I'm only guessing, but my sense is that Sam regarded
Christianity, and Catholicism in particular, with a
puzzled respect. He had many devout Catholic friends,
including Pat Buchanan, and it can hardly have failed to
impress him that his idol Burnham, an apostate of great
intelligence, had returned to the Church on his deathbed.

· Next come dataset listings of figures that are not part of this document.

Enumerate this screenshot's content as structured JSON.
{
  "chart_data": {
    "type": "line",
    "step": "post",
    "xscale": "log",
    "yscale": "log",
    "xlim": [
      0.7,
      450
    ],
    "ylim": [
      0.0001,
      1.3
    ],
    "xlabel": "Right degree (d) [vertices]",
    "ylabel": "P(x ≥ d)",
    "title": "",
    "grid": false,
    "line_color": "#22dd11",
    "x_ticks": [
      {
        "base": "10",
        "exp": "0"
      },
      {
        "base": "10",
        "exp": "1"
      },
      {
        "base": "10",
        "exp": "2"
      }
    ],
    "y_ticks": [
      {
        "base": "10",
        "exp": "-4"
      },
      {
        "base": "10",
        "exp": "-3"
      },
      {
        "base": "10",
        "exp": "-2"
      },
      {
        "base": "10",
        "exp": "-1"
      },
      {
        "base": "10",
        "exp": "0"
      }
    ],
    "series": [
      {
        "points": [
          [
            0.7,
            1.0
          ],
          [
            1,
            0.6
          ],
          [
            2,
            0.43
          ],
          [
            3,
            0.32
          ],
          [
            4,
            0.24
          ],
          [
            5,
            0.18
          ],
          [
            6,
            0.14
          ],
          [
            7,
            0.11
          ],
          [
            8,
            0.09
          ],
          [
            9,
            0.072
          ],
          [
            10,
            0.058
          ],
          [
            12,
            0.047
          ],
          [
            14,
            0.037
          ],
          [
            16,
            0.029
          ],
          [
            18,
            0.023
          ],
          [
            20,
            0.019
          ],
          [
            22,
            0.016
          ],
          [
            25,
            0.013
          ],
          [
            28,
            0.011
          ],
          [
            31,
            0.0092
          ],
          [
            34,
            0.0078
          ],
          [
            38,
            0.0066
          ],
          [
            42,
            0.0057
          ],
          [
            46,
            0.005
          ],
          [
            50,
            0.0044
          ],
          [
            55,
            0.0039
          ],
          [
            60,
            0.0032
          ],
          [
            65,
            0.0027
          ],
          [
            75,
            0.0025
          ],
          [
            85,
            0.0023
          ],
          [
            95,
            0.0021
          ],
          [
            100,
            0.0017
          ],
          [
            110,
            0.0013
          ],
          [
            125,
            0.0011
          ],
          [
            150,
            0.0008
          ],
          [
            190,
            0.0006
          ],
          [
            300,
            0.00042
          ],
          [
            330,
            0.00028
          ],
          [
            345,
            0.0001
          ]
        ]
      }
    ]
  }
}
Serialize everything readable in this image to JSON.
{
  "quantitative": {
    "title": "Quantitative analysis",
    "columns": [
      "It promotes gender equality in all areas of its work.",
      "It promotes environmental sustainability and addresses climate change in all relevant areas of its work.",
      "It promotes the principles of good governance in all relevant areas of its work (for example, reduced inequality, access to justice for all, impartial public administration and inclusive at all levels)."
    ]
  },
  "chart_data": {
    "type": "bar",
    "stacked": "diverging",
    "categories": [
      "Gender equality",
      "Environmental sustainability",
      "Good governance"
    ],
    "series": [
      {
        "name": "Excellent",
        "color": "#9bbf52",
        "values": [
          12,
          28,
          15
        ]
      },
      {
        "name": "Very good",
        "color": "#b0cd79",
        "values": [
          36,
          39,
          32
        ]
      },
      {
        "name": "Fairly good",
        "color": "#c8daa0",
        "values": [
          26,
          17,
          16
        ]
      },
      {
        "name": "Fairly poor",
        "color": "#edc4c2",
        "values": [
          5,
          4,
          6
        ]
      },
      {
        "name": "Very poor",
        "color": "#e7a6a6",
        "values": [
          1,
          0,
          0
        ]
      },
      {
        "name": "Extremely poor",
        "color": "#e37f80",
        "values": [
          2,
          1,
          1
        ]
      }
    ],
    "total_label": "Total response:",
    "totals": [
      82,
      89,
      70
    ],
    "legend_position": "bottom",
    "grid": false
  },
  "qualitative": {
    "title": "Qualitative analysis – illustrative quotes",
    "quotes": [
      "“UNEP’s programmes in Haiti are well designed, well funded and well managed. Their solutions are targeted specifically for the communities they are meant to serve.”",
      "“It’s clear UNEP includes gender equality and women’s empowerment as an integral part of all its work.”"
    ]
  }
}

Sam was an enigma. You never knew what was going on
inside him, since he discussed political problems rather
than ultimate questions. I was never even sure how well
informed he was about Christianity; I still have no idea
whether he had a religious upbringing in Tennessee. (He
never married and is survived, as far as I know, only by
a sister.)
Given his pessimistic temperament, Sam wasn't given
to inspiring affirmation. His outlook was bleak. The news
was always bad, and I sometimes wondered what, if
anything, he would regard as good news. His disdain for
Republicans -- "the stupid party," he always called them
-- was fathomless. He seemed neither surprised nor
disappointed when so-called conservatives rallied behind
George W. Bush and the Iraq war; Burnham had taught him
how deluding political labels and professed principles
can be in the realm of power.
And yet, when a seemingly unbelieving man surrounds
himself with Catholic friends, you can safely assume that
he's attracted to the faith. Whether or not he believes,
he wishes he did.
Pray for His Soul
Some years ago my pastor remarked on how
inappropriate it is that eulogies are now delivered at
Catholic funerals, celebrating the virtues, rather than
remembering the sins, of the deceased. It was a resonant
comment.
This is an age that combines spiritual laxity with a
false optimism, as if it were natural, if not automatic,
for the dead to go immediately to Heaven. Why bother
praying for their souls if salvation is their birthright
-- or shall we say their deathright?
As his readers know, Sam Francis rejected false
optimism in any form. If there is one Christian doctrine
he would have believed without much argument, it is the
doctrine of original sin.
Let us pray for his soul, and ask God's blessings on
those who remembered him at the end.